Alebund Unveils Promising Phase 3 AP301 Trial Results at ASN 2025 Congress in Houston

Alebund Unveils Phase 3 Trial Results of AP301

Alebund Pharmaceuticals recently showcased the results of its Phase 3 clinical trial for AP301 at the American Society of Nephrology (ASN) 2025 Congress held in Houston, Texas. This pivotal study evaluated the efficacy and safety of AP301, a novel iron-based phosphate binder, in patients undergoing dialysis who suffer from hyperphosphatemia—a condition characterized by elevated serum phosphate levels that can lead to severe complications.

Key Findings: Clinical Superiority Validated

The trial, officially known as the RESPOND-1 study, involved a robust cohort of individuals on hemodialysis and peritoneal dialysis, addressing a critical need in managing phosphate control in chronic kidney disease (CKD) patients. AP301 demonstrated a clinically significant advantage over a conventional low dose, significantly lowering serum phosphate levels over the study's duration.

The non-inferiority of AP301 compared to sevelamer carbonate was established, supporting its potential as a new therapeutic option for patients who typically struggle with high serum phosphate levels despite existing treatments. Notably, the AP301 maintenance dose proved effective throughout the 52 weeks of treatment, reinforcing its long-term benefits.

Study Design and Outcomes

Conducted across 50 investigational sites in China, the study enrolled 474 randomized participants. It featured an active control phase where participants received sevelamer carbonate and an AP301 low-dose control phase. The trial ultimately found that AP301 led to a statistically significant decrease in serum phosphate levels compared to the ineffective low dose.

Over the course of the study, AP301 not only matched the efficacy of sevelamer carbonate but also outperformed it in certain aspects. At Week 27, the AP301 maintenance dose showcased a clinically relevant superiority over the low dose group with a significant reduction in serum phosphate levels (-0.58 mmol/L). The study results indicated that 66.7% of participants in the AP301 arm achieved notable phosphate control, compared to 58.6% in the sevelamer carbonate arm, all while administering a lower daily dose of the phosphate binder.

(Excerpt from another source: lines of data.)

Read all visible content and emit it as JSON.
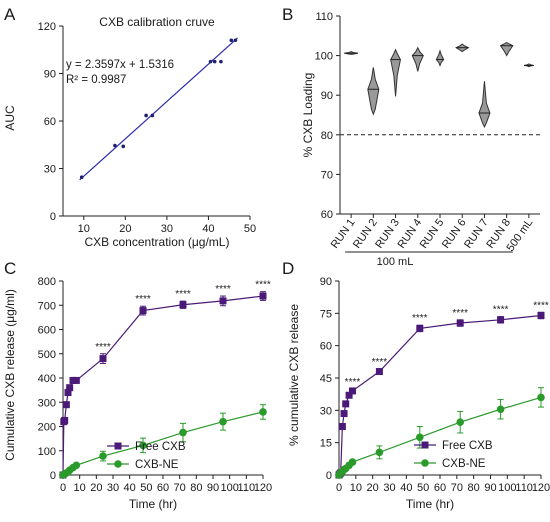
{
  "chart_data": [
    {
      "panel": "A",
      "type": "scatter",
      "title": "CXB calibration cruve",
      "xlabel": "CXB concentration (μg/mL)",
      "ylabel": "AUC",
      "xlim": [
        5,
        50
      ],
      "ylim": [
        0,
        120
      ],
      "xticks": [
        "10",
        "20",
        "30",
        "40",
        "50"
      ],
      "yticks": [
        "0",
        "30",
        "60",
        "90",
        "120"
      ],
      "x": [
        9.5,
        17.5,
        19.5,
        25,
        26.5,
        40.5,
        41.5,
        43,
        45.5,
        46.5
      ],
      "y": [
        24.5,
        44.5,
        44,
        63.5,
        63.5,
        97.5,
        97.5,
        97.5,
        111,
        111
      ],
      "equation": "y = 2.3597x + 1.5316",
      "r2": "R² = 0.9987",
      "fit": {
        "slope": 2.3597,
        "intercept": 1.5316,
        "x_range": [
          9,
          47
        ]
      },
      "grid": false,
      "point_color": "#1f1f6e",
      "line_color": "#2b2bb0"
    },
    {
      "panel": "B",
      "type": "violin",
      "ylabel": "% CXB Loading",
      "ylim": [
        60,
        110
      ],
      "yticks": [
        "60",
        "70",
        "80",
        "90",
        "100",
        "110"
      ],
      "categories": [
        "RUN 1",
        "RUN 2",
        "RUN 3",
        "RUN 4",
        "RUN 5",
        "RUN 6",
        "RUN 7",
        "RUN 8",
        "500 mL"
      ],
      "group_label": "100 mL",
      "reference_line": 80,
      "series": [
        {
          "min": 100.3,
          "q1": 100.4,
          "median": 100.6,
          "q3": 100.8,
          "max": 101.0,
          "width": 0.55
        },
        {
          "min": 85.2,
          "q1": 86.5,
          "median": 91.5,
          "q3": 94.0,
          "max": 97.0,
          "width": 0.45
        },
        {
          "min": 89.7,
          "q1": 95.0,
          "median": 99.0,
          "q3": 100.5,
          "max": 101.5,
          "width": 0.4
        },
        {
          "min": 96.0,
          "q1": 98.0,
          "median": 100.0,
          "q3": 101.0,
          "max": 102.0,
          "width": 0.45
        },
        {
          "min": 97.5,
          "q1": 98.3,
          "median": 99.0,
          "q3": 100.2,
          "max": 101.2,
          "width": 0.3
        },
        {
          "min": 101.0,
          "q1": 101.4,
          "median": 102.0,
          "q3": 102.5,
          "max": 102.9,
          "width": 0.5
        },
        {
          "min": 82.0,
          "q1": 83.0,
          "median": 85.5,
          "q3": 88.0,
          "max": 93.5,
          "width": 0.45
        },
        {
          "min": 100.0,
          "q1": 101.0,
          "median": 102.5,
          "q3": 103.0,
          "max": 103.3,
          "width": 0.5
        },
        {
          "min": 97.2,
          "q1": 97.4,
          "median": 97.5,
          "q3": 97.7,
          "max": 97.9,
          "width": 0.4
        }
      ],
      "violin_color": "#9a9a9a"
    },
    {
      "panel": "C",
      "type": "line",
      "xlabel": "Time (hr)",
      "ylabel": "Cumulative CXB release (μg/ml)",
      "xlim": [
        0,
        120
      ],
      "ylim": [
        0,
        800
      ],
      "xticks": [
        "0",
        "10",
        "20",
        "30",
        "40",
        "50",
        "60",
        "70",
        "80",
        "90",
        "100",
        "110",
        "120"
      ],
      "yticks": [
        "0",
        "100",
        "200",
        "300",
        "400",
        "500",
        "600",
        "700",
        "800"
      ],
      "x": [
        0,
        0.5,
        1,
        2,
        3,
        4,
        6,
        8,
        24,
        48,
        72,
        96,
        120
      ],
      "series": [
        {
          "name": "Free CXB",
          "color": "#4b1a78",
          "marker": "square",
          "values": [
            0,
            220,
            225,
            290,
            340,
            360,
            390,
            390,
            480,
            678,
            702,
            718,
            738
          ],
          "errors": [
            0,
            8,
            8,
            10,
            10,
            10,
            10,
            10,
            20,
            18,
            15,
            20,
            18
          ]
        },
        {
          "name": "CXB-NE",
          "color": "#2a9a2a",
          "marker": "circle",
          "values": [
            0,
            3,
            5,
            8,
            12,
            20,
            30,
            40,
            78,
            122,
            175,
            220,
            260
          ],
          "errors": [
            0,
            2,
            2,
            3,
            3,
            4,
            5,
            6,
            20,
            30,
            38,
            35,
            30
          ]
        }
      ],
      "significance": [
        {
          "x": 24,
          "label": "****"
        },
        {
          "x": 48,
          "label": "****"
        },
        {
          "x": 72,
          "label": "****"
        },
        {
          "x": 96,
          "label": "****"
        },
        {
          "x": 120,
          "label": "****"
        }
      ],
      "legend": "right",
      "grid": false
    },
    {
      "panel": "D",
      "type": "line",
      "xlabel": "Time (hr)",
      "ylabel": "% cumulative CXB release",
      "xlim": [
        0,
        120
      ],
      "ylim": [
        0,
        90
      ],
      "xticks": [
        "0",
        "10",
        "20",
        "30",
        "40",
        "50",
        "60",
        "70",
        "80",
        "90",
        "100",
        "110",
        "120"
      ],
      "yticks": [
        "0",
        "15",
        "30",
        "45",
        "60",
        "75",
        "90"
      ],
      "x": [
        0,
        0.5,
        1,
        2,
        3,
        4,
        6,
        8,
        24,
        48,
        72,
        96,
        120
      ],
      "series": [
        {
          "name": "Free CXB",
          "color": "#4b1a78",
          "marker": "square",
          "values": [
            0,
            0.5,
            1,
            22.5,
            28.5,
            33,
            37,
            39,
            48,
            68,
            70.5,
            72,
            74
          ],
          "errors": [
            0,
            0.3,
            0.3,
            1,
            1,
            1,
            1,
            1,
            1.2,
            1.5,
            1.5,
            1.5,
            1.5
          ]
        },
        {
          "name": "CXB-NE",
          "color": "#2a9a2a",
          "marker": "circle",
          "values": [
            0,
            0.5,
            1,
            1.5,
            2.5,
            3,
            4.5,
            6,
            10.5,
            17.5,
            24.5,
            30.5,
            36
          ],
          "errors": [
            0,
            0.2,
            0.3,
            0.3,
            0.5,
            0.5,
            1,
            1,
            3,
            5,
            5,
            4.5,
            4.5
          ]
        }
      ],
      "significance": [
        {
          "x": 8,
          "label": "****"
        },
        {
          "x": 24,
          "label": "****"
        },
        {
          "x": 48,
          "label": "****"
        },
        {
          "x": 72,
          "label": "****"
        },
        {
          "x": 96,
          "label": "****"
        },
        {
          "x": 120,
          "label": "****"
        }
      ],
      "legend": "right",
      "grid": false
    }
  ],
  "panel_letters": [
    "A",
    "B",
    "C",
    "D"
  ]
}
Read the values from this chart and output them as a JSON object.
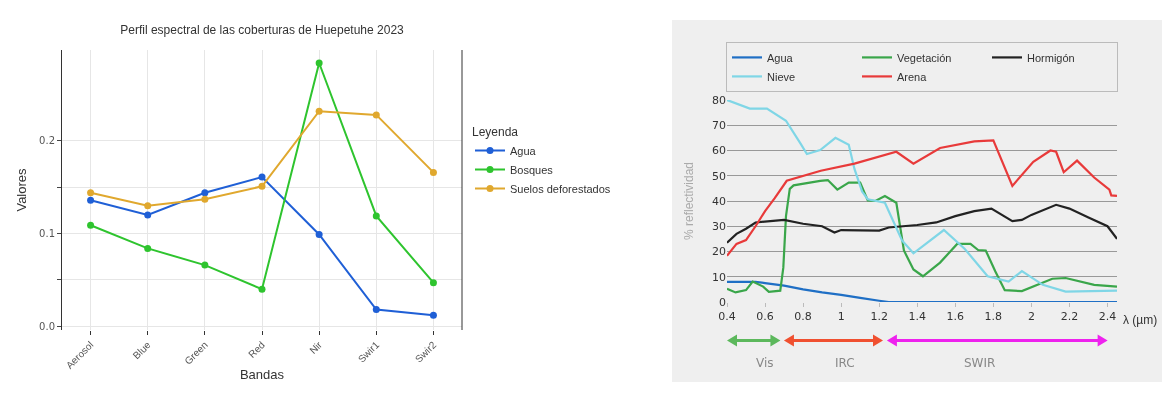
{
  "chart_data": [
    {
      "type": "line",
      "title": "Perfil espectral de las coberturas de Huepetuhe 2023",
      "xlabel": "Bandas",
      "ylabel": "Valores",
      "legend_title": "Leyenda",
      "categories": [
        "Aerosol",
        "Blue",
        "Green",
        "Red",
        "Nir",
        "Swir1",
        "Swir2"
      ],
      "series": [
        {
          "name": "Agua",
          "color": "#1f5fd6",
          "values": [
            0.136,
            0.12,
            0.144,
            0.161,
            0.099,
            0.018,
            0.012
          ]
        },
        {
          "name": "Bosques",
          "color": "#2ec42e",
          "values": [
            0.109,
            0.084,
            0.066,
            0.04,
            0.284,
            0.119,
            0.047
          ]
        },
        {
          "name": "Suelos deforestados",
          "color": "#e0a82e",
          "values": [
            0.144,
            0.13,
            0.137,
            0.151,
            0.232,
            0.228,
            0.166
          ]
        }
      ],
      "ylim": [
        -0.004,
        0.298
      ],
      "yticks": [
        {
          "value": 0,
          "label": "0.0"
        },
        {
          "value": 0.05,
          "label": null
        },
        0.1,
        {
          "value": 0.15,
          "label": null
        },
        0.2
      ],
      "grid": true,
      "legend": "right",
      "marker": "circle"
    },
    {
      "type": "line",
      "xlabel": "λ (µm)",
      "ylabel": "% reflectividad",
      "series": [
        {
          "name": "Agua",
          "color": "#1f6fc5",
          "x": [
            0.4,
            0.5,
            0.55,
            0.6,
            0.7,
            0.8,
            0.9,
            1.0,
            1.1,
            1.2,
            1.25,
            2.45
          ],
          "values": [
            8,
            8,
            8,
            7.5,
            6.5,
            5,
            3.8,
            2.8,
            1.6,
            0.5,
            0,
            0
          ]
        },
        {
          "name": "Vegetación",
          "color": "#3aa64a",
          "x": [
            0.4,
            0.445,
            0.5,
            0.535,
            0.59,
            0.62,
            0.68,
            0.696,
            0.71,
            0.73,
            0.75,
            0.89,
            0.93,
            0.98,
            1.04,
            1.1,
            1.14,
            1.18,
            1.23,
            1.29,
            1.33,
            1.38,
            1.43,
            1.52,
            1.61,
            1.68,
            1.72,
            1.76,
            1.81,
            1.86,
            1.95,
            2.11,
            2.18,
            2.33,
            2.45
          ],
          "values": [
            5.2,
            3.8,
            4.7,
            8.1,
            6.1,
            4,
            4.5,
            13.6,
            34,
            44.8,
            46.2,
            48,
            48.3,
            44.5,
            47.3,
            47.3,
            40.2,
            40,
            42,
            39.3,
            20.4,
            12.9,
            10.2,
            15.6,
            23,
            23,
            20.6,
            20.4,
            12.2,
            4.7,
            4.3,
            9.2,
            9.5,
            6.8,
            6.1
          ]
        },
        {
          "name": "Hormigón",
          "color": "#222222",
          "x": [
            0.4,
            0.45,
            0.5,
            0.55,
            0.7,
            0.8,
            0.9,
            0.965,
            1.0,
            1.2,
            1.25,
            1.4,
            1.5,
            1.6,
            1.7,
            1.79,
            1.9,
            1.95,
            2.0,
            2.13,
            2.2,
            2.3,
            2.4,
            2.45
          ],
          "values": [
            23.5,
            27,
            29,
            31.5,
            32.5,
            31,
            30,
            27.5,
            28.5,
            28.3,
            29.5,
            30.5,
            31.5,
            34,
            36,
            37,
            32,
            32.5,
            34.5,
            38.5,
            37,
            33.5,
            30,
            25
          ]
        },
        {
          "name": "Nieve",
          "color": "#7fd6e6",
          "x": [
            0.4,
            0.52,
            0.61,
            0.71,
            0.79,
            0.82,
            0.89,
            0.97,
            1.04,
            1.07,
            1.11,
            1.14,
            1.23,
            1.32,
            1.38,
            1.54,
            1.65,
            1.77,
            1.88,
            1.95,
            2.06,
            2.18,
            2.45
          ],
          "values": [
            80,
            76.6,
            76.6,
            71.8,
            62.3,
            58.6,
            60.2,
            65,
            62.3,
            52.7,
            43.8,
            40.7,
            39.3,
            24.4,
            19.3,
            28.5,
            21,
            10.2,
            8.1,
            12.2,
            6.8,
            4.1,
            4.5
          ]
        },
        {
          "name": "Arena",
          "color": "#e83a3a",
          "x": [
            0.4,
            0.45,
            0.5,
            0.55,
            0.6,
            0.65,
            0.714,
            0.893,
            1.07,
            1.29,
            1.38,
            1.52,
            1.7,
            1.8,
            1.9,
            2.01,
            2.1,
            2.13,
            2.17,
            2.24,
            2.33,
            2.41,
            2.42,
            2.45
          ],
          "values": [
            18.3,
            23,
            24.5,
            30,
            36,
            41,
            48,
            52,
            54.8,
            59.5,
            54.8,
            61,
            63.6,
            64,
            46,
            55.5,
            60,
            59.5,
            51.4,
            56,
            49.3,
            44.5,
            42.2,
            42
          ]
        }
      ],
      "xlim": [
        0.4,
        2.45
      ],
      "xticks": [
        0.4,
        0.6,
        0.8,
        1,
        1.2,
        1.4,
        1.6,
        1.8,
        2,
        2.2,
        2.4
      ],
      "ylim": [
        0,
        80
      ],
      "yticks": [
        0,
        10,
        20,
        30,
        40,
        50,
        60,
        70,
        80
      ],
      "grid": "y",
      "legend": "top",
      "annotations": [
        "Vis",
        "IRC",
        "SWIR"
      ]
    }
  ]
}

Safety Profile and Adverse Effects

Alebund's Phase 3 trial also highlighted the safety profile of AP301, reporting that it was well-tolerated among participants. While the majority experienced some adverse events (AEs), including diarrhea and discolored feces, these symptoms were mostly mild and resolved without necessitating treatment changes. Importantly, no signs of iron accumulation were observed throughout the cumulative exposure to AP301, addressing a significant concern for patients requiring long-term medication.

Implications for Future Therapy

Dr. Jin Tian, Chief Medical Officer at Alebund, emphasized the study's importance in advancing treatment for hyperphosphatemia, stating, "AP301 is differentiated from other iron-based phosphate binders due to its unique properties such as no systemic absorption and ease of use. We believe that this trial may pave the way for enhanced phosphate management in dialysis patients."

In addressing the significant rates of uncontrolled serum phosphate levels in dialysis patients—reported to be exacerbated in China compared to global statistics—Alebund recognizes the critical need for improved treatment options. With an expected market growth for phosphate-lowering products in China to reach RMB 10 billion by 2035, Alebund is strategically positioned to innovate in this space.

The company is currently collaborating with the China National Medical Products Administration to expedite the new drug application process for AP301, hoping to bring this novel therapy to market for patients in need.

As Alebund continues to develop breakthrough therapies for renal diseases, including an extensive pipeline targeting chronic conditions, the findings from this Phase 3 trial signify a promising step toward providing patients with more effective treatment alternatives for hyperphosphatemia.